2. Capacité prédictive des modèles
Le modèle de forêt aléatoire a montré de bonnes performances dans la prédiction des scores médians (R²=0.46). Le modèle a prédit que les scénarios avec des scores supérieurs à 41,99 étaient plus susceptibles d’être certifiés. Les variables les plus influentes dans le modèle incluaient le taux d’acceptation des fibres de cachemire (fibre_accept) et le nombre de chèvres en fin de saison (goat_end).
3. Résultats du modèle filtré
Le modèle filtré a montré des performances similaires au modèle complet (R²=0.47), mais il a mis davantage l’accent sur les résultats environnementaux, en particulier la couverture végétale (veg_cov_dep). Le modèle filtré n’a plus récompensé les scénarios avec une augmentation du nombre de chèvres, sauf si d’autres variables indiquaient que les pratiques pastorales étaient durables.
Conclusion de l’étude
Cette recherche a développé une méthode d’évaluation de la durabilité basée sur les opinions des parties prenantes, capable de transformer des pratiques pastorales complexes en un outil d’évaluation simple. Cette méthode présente plusieurs innovations : (1) l’utilisation des opinions des parties prenantes comme source d’information ; (2) l’utilisation de l’apprentissage automatique pour traiter des espaces de décision complexes ; (3) l’intégration de scores continus et de recommandations binaires de certification ; (4) la possibilité de “filtrage” pour révéler les différences d’opinion entre différents groupes de parties prenantes.
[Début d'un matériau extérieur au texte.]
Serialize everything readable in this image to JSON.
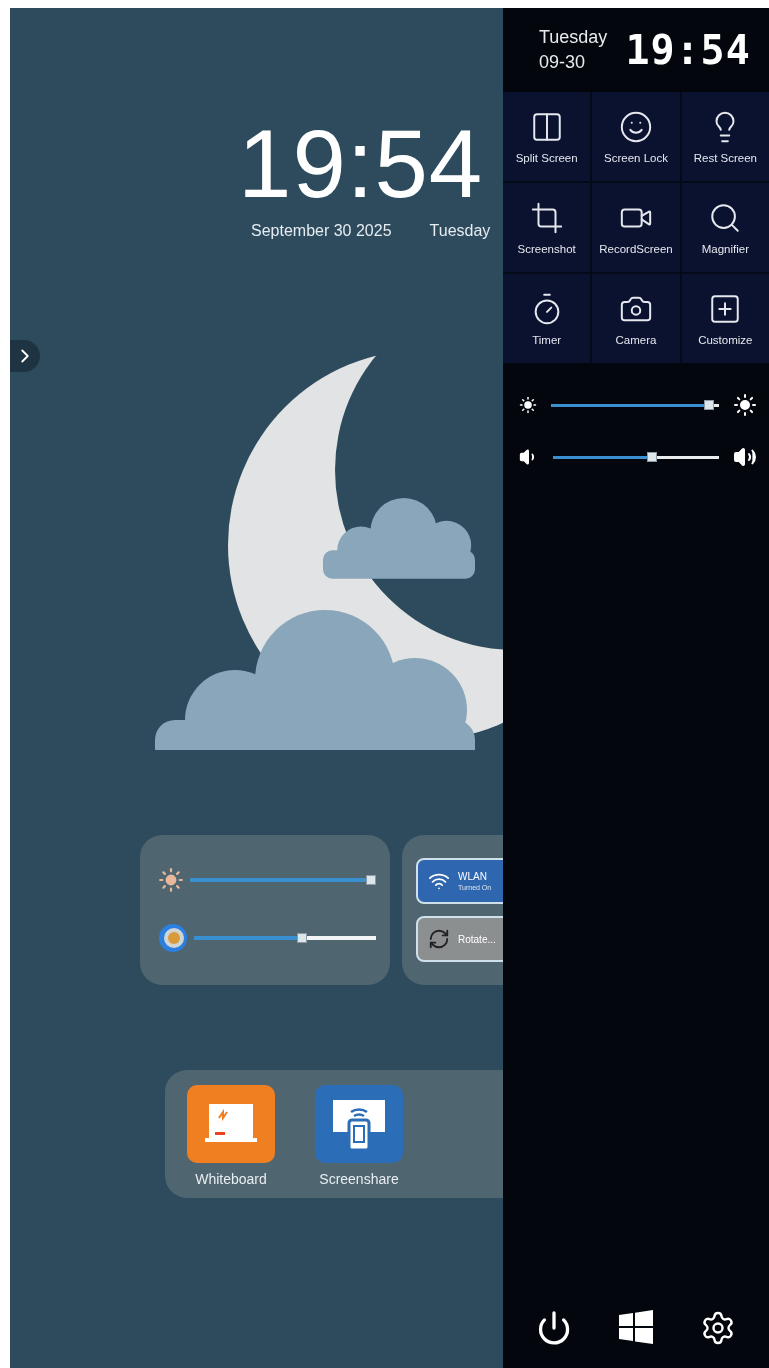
{
  "desktop": {
    "clock": {
      "time": "19:54",
      "date": "September 30 2025",
      "weekday": "Tuesday"
    },
    "widget_sliders": [
      {
        "kind": "brightness",
        "level": 1.0
      },
      {
        "kind": "volume",
        "level": 0.6
      }
    ],
    "toggles": [
      {
        "kind": "wlan",
        "label": "WLAN",
        "status": "Turned On",
        "on": true
      },
      {
        "kind": "rotate",
        "label": "Rotate...",
        "on": false
      }
    ],
    "dock": [
      {
        "kind": "whiteboard",
        "label": "Whiteboard"
      },
      {
        "kind": "screenshare",
        "label": "Screenshare"
      }
    ]
  },
  "panel": {
    "weekday": "Tuesday",
    "date": "09-30",
    "time": "19:54",
    "tiles": [
      {
        "kind": "split",
        "label": "Split Screen"
      },
      {
        "kind": "lock",
        "label": "Screen Lock"
      },
      {
        "kind": "rest",
        "label": "Rest Screen"
      },
      {
        "kind": "screenshot",
        "label": "Screenshot"
      },
      {
        "kind": "record",
        "label": "RecordScreen"
      },
      {
        "kind": "magnifier",
        "label": "Magnifier"
      },
      {
        "kind": "timer",
        "label": "Timer"
      },
      {
        "kind": "camera",
        "label": "Camera"
      },
      {
        "kind": "customize",
        "label": "Customize"
      }
    ],
    "sliders": [
      {
        "kind": "brightness",
        "level": 0.97
      },
      {
        "kind": "volume",
        "level": 0.6
      }
    ],
    "buttons": [
      {
        "kind": "power"
      },
      {
        "kind": "windows"
      },
      {
        "kind": "settings"
      }
    ]
  }
}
L’outil d’évaluation développé peut être appliqué à tout système de production, à condition que les variables des pratiques de production puissent être clairement exprimées et que des parties prenantes appropriées soient disponibles pour l’évaluation. Cette méthode améliore non seulement la transparence et la crédibilité des programmes de certification, mais elle offre également une plateforme pour la négociation entre producteurs et certificateurs.
Points forts de l’étude
- Participation des parties prenantes : L’étude a largement sollicité les opinions des éleveurs, des scientifiques et des décideurs politiques, garantissant la représentativité et la transparence de la méthode d’évaluation.
- Application de l’apprentissage automatique : Grâce au modèle de forêt aléatoire, l’étude a réussi à transformer des pratiques pastorales complexes en un outil d’évaluation opérationnel.
- Modèle filtré : Le modèle filtré a révélé les différences d’opinion entre producteurs et certificateurs, offrant une nouvelle perspective sur l’évaluation de la durabilité.
- Potentiel d’application large : Cette méthode ne se limite pas à la production de cachemire en Mongolie et peut être étendue à d’autres systèmes de production, offrant une valeur d’application étendue.
Signification de l’étude
Cette recherche propose une nouvelle méthode d’évaluation pour les programmes de certification durable, capable de répondre efficacement aux problèmes d’asymétrie d’information et de “greenwashing”. En intégrant les opinions des parties prenantes et les technologies d’apprentissage automatique, l’étude améliore non seulement la précision et la transparence des évaluations, mais elle fournit également un outil important pour promouvoir le développement durable de l’agriculture mondiale.